Number of integer solutions to the equation $x_1 + x_2 + x_3 + x_4 = 21$ such that $x_i \in [0, 10]$

Question

I want to find the number of solutions to the following equation $$x_1+x_2+x_3+x_4 = 21$$ such that $x_i$ is in $[0,10]$

I know that total solutions will be ${24}\choose3$ but this will also include solutions where $x_i$ is not in $[0,10]$. So how do I find the solution to this problem?

Answer 1

As you observed, the number of solutions of the equation $$x_1 + x_2 + x_3 + x_4 = 21 \tag{1}$$ in the nonnegative integers is $$\binom{21 + 4 - 1}{4 - 1} = \binom{24}{3}$$ From these, we must subtract those solutions in which one or more of the variables exceeds $10$. There can be at most one such variable since $2 \cdot 11 = 22 > 21$.

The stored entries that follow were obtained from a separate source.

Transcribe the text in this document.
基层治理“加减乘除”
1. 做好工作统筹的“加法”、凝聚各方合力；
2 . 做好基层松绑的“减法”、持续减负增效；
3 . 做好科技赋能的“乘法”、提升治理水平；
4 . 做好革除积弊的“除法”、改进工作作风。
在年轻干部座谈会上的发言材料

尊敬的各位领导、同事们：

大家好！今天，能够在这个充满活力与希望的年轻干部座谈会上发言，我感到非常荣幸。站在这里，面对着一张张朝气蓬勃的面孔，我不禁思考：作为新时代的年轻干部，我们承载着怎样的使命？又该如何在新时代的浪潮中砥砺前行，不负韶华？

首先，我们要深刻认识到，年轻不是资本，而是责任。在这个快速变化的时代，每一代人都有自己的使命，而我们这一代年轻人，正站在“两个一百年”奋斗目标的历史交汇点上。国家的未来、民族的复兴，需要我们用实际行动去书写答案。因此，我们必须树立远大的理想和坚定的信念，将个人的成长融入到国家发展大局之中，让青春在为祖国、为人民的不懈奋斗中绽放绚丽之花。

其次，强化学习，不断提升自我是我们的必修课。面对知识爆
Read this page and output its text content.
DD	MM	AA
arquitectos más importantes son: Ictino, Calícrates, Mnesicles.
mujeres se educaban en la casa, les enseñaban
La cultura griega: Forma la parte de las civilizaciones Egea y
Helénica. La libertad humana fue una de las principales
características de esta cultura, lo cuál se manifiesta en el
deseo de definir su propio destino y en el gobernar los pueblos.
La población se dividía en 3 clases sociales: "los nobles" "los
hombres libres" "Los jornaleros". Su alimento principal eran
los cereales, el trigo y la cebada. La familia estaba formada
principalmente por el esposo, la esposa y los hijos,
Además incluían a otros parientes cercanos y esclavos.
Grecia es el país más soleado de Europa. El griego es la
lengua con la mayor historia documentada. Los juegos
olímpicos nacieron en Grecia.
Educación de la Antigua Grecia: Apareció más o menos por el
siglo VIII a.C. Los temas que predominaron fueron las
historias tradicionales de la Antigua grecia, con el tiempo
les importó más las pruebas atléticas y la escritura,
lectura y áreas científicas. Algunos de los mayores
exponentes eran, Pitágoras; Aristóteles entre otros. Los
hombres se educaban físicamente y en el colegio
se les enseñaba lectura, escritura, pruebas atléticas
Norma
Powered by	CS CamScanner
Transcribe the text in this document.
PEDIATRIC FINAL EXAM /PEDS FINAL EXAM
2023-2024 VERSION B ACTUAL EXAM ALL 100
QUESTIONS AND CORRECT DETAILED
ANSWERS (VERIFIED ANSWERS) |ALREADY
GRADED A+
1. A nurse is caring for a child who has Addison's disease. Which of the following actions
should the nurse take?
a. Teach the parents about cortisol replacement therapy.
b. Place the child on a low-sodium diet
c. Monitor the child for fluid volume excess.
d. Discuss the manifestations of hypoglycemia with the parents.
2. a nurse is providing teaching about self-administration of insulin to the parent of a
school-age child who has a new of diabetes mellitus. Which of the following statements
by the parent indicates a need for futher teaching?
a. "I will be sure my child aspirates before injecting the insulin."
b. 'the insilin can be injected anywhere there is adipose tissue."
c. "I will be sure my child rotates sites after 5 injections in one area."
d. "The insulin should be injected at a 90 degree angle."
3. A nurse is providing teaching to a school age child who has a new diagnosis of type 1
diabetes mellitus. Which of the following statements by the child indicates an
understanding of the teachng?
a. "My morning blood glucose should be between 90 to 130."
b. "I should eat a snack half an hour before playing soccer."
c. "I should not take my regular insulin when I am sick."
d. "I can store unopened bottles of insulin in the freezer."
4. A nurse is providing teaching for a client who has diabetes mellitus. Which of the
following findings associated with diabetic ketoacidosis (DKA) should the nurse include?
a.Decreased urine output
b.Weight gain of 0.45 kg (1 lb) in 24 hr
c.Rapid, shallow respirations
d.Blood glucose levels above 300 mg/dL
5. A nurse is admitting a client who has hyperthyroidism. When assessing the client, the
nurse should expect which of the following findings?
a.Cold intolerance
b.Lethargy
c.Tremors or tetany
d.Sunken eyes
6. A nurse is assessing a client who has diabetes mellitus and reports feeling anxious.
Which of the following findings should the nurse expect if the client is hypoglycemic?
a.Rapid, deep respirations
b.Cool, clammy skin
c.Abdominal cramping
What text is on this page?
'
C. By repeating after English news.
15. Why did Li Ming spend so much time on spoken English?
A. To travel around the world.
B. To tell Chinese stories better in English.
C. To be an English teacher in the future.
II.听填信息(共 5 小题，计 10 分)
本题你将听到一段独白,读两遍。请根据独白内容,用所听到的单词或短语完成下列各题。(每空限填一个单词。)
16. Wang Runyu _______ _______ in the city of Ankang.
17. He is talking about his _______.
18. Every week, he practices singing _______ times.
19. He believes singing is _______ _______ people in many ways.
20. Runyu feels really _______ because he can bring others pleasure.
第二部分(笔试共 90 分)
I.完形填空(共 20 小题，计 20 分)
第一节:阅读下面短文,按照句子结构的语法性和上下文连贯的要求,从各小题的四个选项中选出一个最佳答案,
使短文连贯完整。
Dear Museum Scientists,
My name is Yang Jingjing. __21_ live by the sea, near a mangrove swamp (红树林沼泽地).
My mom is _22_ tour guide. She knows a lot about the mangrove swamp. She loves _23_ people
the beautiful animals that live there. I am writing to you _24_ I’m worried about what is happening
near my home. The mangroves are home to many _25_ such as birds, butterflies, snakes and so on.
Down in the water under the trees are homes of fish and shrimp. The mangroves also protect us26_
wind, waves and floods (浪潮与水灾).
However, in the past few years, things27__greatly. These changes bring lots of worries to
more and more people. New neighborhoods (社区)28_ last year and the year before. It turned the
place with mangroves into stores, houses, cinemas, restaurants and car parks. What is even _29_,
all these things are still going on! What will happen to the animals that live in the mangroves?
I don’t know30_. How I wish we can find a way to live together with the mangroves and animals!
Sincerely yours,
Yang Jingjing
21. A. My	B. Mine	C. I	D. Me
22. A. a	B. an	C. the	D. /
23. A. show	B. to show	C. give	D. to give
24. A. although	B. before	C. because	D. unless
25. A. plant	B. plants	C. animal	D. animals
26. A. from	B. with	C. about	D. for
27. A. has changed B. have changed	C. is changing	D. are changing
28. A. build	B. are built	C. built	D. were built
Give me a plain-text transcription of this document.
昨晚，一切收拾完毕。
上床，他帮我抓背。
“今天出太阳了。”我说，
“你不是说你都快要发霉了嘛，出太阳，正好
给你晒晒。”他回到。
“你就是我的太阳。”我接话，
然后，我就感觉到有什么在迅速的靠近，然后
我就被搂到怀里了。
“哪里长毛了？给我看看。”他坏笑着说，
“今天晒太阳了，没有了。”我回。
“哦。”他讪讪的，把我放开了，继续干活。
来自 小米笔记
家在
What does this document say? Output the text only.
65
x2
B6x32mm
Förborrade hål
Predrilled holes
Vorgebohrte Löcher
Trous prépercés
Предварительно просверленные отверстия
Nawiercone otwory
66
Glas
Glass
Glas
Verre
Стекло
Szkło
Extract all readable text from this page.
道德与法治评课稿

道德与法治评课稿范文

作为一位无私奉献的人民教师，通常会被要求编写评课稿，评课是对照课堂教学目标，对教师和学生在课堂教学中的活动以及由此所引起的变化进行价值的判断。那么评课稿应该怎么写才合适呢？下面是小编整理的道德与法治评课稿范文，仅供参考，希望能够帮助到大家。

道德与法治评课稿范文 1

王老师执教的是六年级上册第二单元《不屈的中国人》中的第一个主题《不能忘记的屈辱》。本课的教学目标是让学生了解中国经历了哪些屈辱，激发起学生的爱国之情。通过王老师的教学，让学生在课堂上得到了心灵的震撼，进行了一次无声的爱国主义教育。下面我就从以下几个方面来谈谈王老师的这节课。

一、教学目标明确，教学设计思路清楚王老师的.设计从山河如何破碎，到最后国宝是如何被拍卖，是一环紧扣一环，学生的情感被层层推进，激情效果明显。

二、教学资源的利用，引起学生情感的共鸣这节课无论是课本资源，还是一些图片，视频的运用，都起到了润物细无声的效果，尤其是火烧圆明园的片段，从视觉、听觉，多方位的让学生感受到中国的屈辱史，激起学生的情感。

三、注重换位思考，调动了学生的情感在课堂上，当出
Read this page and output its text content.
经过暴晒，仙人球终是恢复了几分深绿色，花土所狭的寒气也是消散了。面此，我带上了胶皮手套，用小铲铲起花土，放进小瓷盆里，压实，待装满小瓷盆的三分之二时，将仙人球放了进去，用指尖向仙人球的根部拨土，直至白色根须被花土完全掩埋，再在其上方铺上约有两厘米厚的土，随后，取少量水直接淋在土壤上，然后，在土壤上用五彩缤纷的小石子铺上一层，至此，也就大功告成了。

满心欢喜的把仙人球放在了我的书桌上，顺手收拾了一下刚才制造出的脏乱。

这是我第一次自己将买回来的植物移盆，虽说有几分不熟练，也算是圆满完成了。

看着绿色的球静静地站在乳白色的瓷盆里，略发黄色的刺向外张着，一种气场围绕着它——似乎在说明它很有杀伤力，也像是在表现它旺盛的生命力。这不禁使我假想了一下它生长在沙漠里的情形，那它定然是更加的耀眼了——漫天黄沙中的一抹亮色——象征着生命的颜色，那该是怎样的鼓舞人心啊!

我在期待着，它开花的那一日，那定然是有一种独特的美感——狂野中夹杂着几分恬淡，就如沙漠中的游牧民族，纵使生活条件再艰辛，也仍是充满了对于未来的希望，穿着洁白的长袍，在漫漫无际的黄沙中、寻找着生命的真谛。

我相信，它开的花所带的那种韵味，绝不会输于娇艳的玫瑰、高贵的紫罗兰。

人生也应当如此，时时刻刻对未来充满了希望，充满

We count the number of solutions that violate the restriction that $x_i \leq 10$, $1 \leq i \leq 4$.

Choose which of the four variables exceeds $10$. Suppose it is $x_1$. Then $x_1' = x_1 - 11$ is a nonnegative integer. Substituting $x_1' + 11$ for $x_1$ in equation 1 yields \begin{align*} x_1' + 11 + x_2 + x_3 + x_4 & = 21\\ x_1' + x_2 + x_3 + x_4 & = 10 \tag{2} \end{align*} Equation 2 is an equation in the nonnegative integers with $$\binom{10 + 4 - 1}{4 - 1} = \binom{13}{3}$$ solutions. Hence, there are $$\binom{4}{1}\binom{13}{3}$$ solutions in the nonnegative integers that violate the restriction that $x_i \leq 10$, $1 \leq i \leq 4$.

Hence, the number of admissible solutions is $$\binom{24}{3} - \binom{4}{1}\binom{13}{3}$$

Answer 2

I would find coefficient of $x^{21}$ in the expansion of $$(1+x+x^2+x^3+...+x^{10})^4$$ Calculate $1+x+x^2+x^3+...+x^{10}$ by G.P. and then using formulas for finding coefficients for binomial and negative binomial you can find the coefficient.